I shake my head. Where did that come from? I’ve never wanted that.
“You okay?” Ric asks.
“I just want this to be over,” I say. And I do. I have a date with the library. Now that I’ve passed the magic test, the answers I’m looking for are even more important. The demon and Alfie are connected, and maybe if I figure out how then I can find the demon. I’m going to be Paired and then I’ll need magic that’s my own. My future depends on the Restitution.
We walk into another shop, and divide and conquer. Ric and I take one end of the women’s section; Connie and Thomas take the other. We’ll meet in the middle with anything we like and decide if there’s a keeper. There’s usually not.
I dig through a round rack of dresses. Blue, purple, red, pink, but I do not want to wear that. Ric whistles and holds up a black dress with a long slit up the side. I shake my head.
“It’s hot,” he says.
“Yeah, if you are a supermodel,” I say.
At the thought of supermodels, I think about Carter and his smile. He could be a model with that smile. I’d buy whatever he was selling.
I check my phone for a missed call, but nothing. I’d texted Carter twice to thank him for coming to the Nucleus House, but he never responded. Maybe he’s changed his mind about me. I don’t know if that thought makes me happy or sad.
“Penelope!” Connie yells. I look her way. She and Thomas are waving their hands in the air. People are staring as Thomas sings my name from across the store over and over. My face is hot, probably bright red before I even make it to them. Connie holds a dress. A sleeveless, metallic olive dress with a wraparound waist that puffs out around the knees.

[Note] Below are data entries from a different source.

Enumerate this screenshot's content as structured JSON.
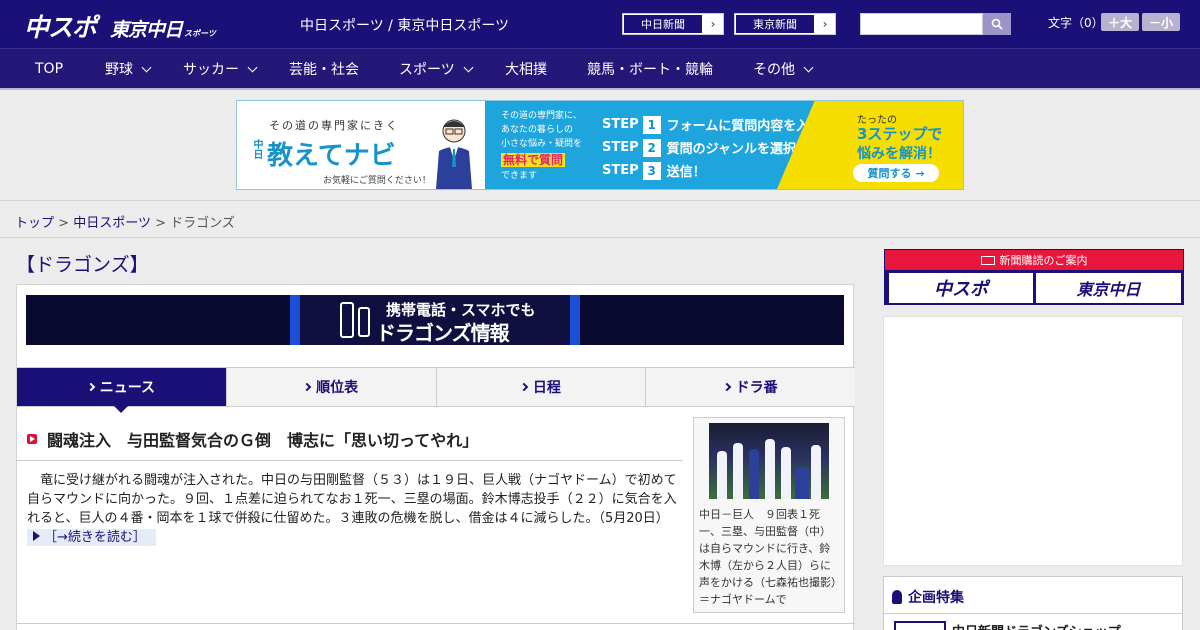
{
  "header": {
    "logo_main": "中スポ",
    "logo_sub": "東京中日",
    "logo_tiny": "スポーツ",
    "site_title": "中日スポーツ / 東京中日スポーツ",
    "paper_links": [
      "中日新聞",
      "東京新聞"
    ],
    "search": {
      "placeholder": "",
      "button_icon": "search-icon"
    },
    "font_size": {
      "label": "文字（0）",
      "larger": "＋大",
      "smaller": "－小"
    }
  },
  "nav": {
    "items": [
      {
        "label": "TOP",
        "dropdown": false
      },
      {
        "label": "野球",
        "dropdown": true
      },
      {
        "label": "サッカー",
        "dropdown": true
      },
      {
        "label": "芸能・社会",
        "dropdown": false
      },
      {
        "label": "スポーツ",
        "dropdown": true
      },
      {
        "label": "大相撲",
        "dropdown": false
      },
      {
        "label": "競馬・ボート・競輪",
        "dropdown": false
      },
      {
        "label": "その他",
        "dropdown": true
      }
    ]
  },
  "ad": {
    "tagline": "その道の専門家にきく",
    "brand_small": "中日",
    "brand": "教えてナビ",
    "footnote": "お気軽にご質問ください！",
    "mid_text": [
      "その道の専門家に、",
      "あなたの暮らしの",
      "小さな悩み・疑問を"
    ],
    "mid_highlight": "無料で質問",
    "mid_tail": "できます",
    "steps": [
      {
        "step": "STEP",
        "num": "1",
        "text": "フォームに質問内容を入力"
      },
      {
        "step": "STEP",
        "num": "2",
        "text": "質問のジャンルを選択"
      },
      {
        "step": "STEP",
        "num": "3",
        "text": "送信！"
      }
    ],
    "right_line1": "たったの",
    "right_line2": "3ステップで",
    "right_line3": "悩みを解消！",
    "cta": "質問する →"
  },
  "breadcrumb": {
    "items": [
      "トップ",
      "中日スポーツ"
    ],
    "separator": ">",
    "current": "ドラゴンズ"
  },
  "page": {
    "heading": "【ドラゴンズ】",
    "mobile_banner_line1": "携帯電話・スマホでも",
    "mobile_banner_line2": "ドラゴンズ情報",
    "tabs": [
      {
        "label": "ニュース",
        "active": true
      },
      {
        "label": "順位表",
        "active": false
      },
      {
        "label": "日程",
        "active": false
      },
      {
        "label": "ドラ番",
        "active": false
      }
    ]
  },
  "article": {
    "title": "闘魂注入　与田監督気合のＧ倒　博志に「思い切ってやれ」",
    "body": "　竜に受け継がれる闘魂が注入された。中日の与田剛監督（５３）は１９日、巨人戦（ナゴヤドーム）で初めて自らマウンドに向かった。９回、１点差に迫られてなお１死一、三塁の場面。鈴木博志投手（２２）に気合を入れると、巨人の４番・岡本を１球で併殺に仕留めた。３連敗の危機を脱し、借金は４に減らした。",
    "date": "（5月20日）",
    "read_more": "［→続きを読む］",
    "photo_caption": "中日－巨人　９回表１死一、三塁、与田監督（中）は自らマウンドに行き、鈴木博（左から２人目）らに声をかける（七森祐也撮影）＝ナゴヤドームで"
  },
  "sidebar": {
    "subscription_title": "新聞購読のご案内",
    "subscription_cards": [
      "中スポ",
      "東京中日"
    ],
    "feature_title": "企画特集",
    "feature_item": "中日新聞ドラゴンズショップ"
  },
  "colors": {
    "brand_navy": "#1b0f78",
    "accent_red": "#d6143b",
    "ad_blue": "#1fa5de",
    "ad_yellow": "#f6de00"
  }
}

I shake my head, but Ric grabs my shoulders. “That one, darlin’. Your dress.”
I shake my head. “No way I’m wearing that. It’s puffy.”
“You would be hot in this,” she says.
“Totally,” Ric says.
Thomas just stands there, not really having an opinion at all. I wish Ric were more like that—opinionless. He should not side with my sister over a dress.
“I don’t even want a stupid dress,” I say.
“Rules are rules, but you should look good when you meet him,” Connie says.
“This was made for you. Go put it on,” Ric says.
Connie holds it in the air. “You know you want to.” The fabric is glimmering and icy-slick under my hands. It is pretty, but no. I can’t wear that. Connie grabs my elbow and drags me along through more racks of clothes.
“You’re trying this on.”
She shoves me in a dressing room, and Ric holds the door shut so I can’t get out. I hate them both.
The way the dress shines under the glow of the bad lighting reminds me a bit of Carter’s eyes. I slip off my clothes, and try to decide if this is one of those moments that will define me. The dress slides smoothly over my chest and zips up the left side. I stare at myself for a second. I don’t look like me.
Connie pounds on the door. “Let us see you, hot stuff.”
I sigh and unlock the door. Thomas’s eyes get wide, Ric whistles, and Connie squeals when I step out, my toes sticking to the tile floor, the bottom of the dress tickling my kneecaps. A girl next to us looks over at me, then back to her reflection.
“You are totally buying that dress,” Ric says.
“You look hot, Penelope,” Connie says. She runs her hands across the waist and tightens the wraparound fabric. In the back, she ties it into a bow.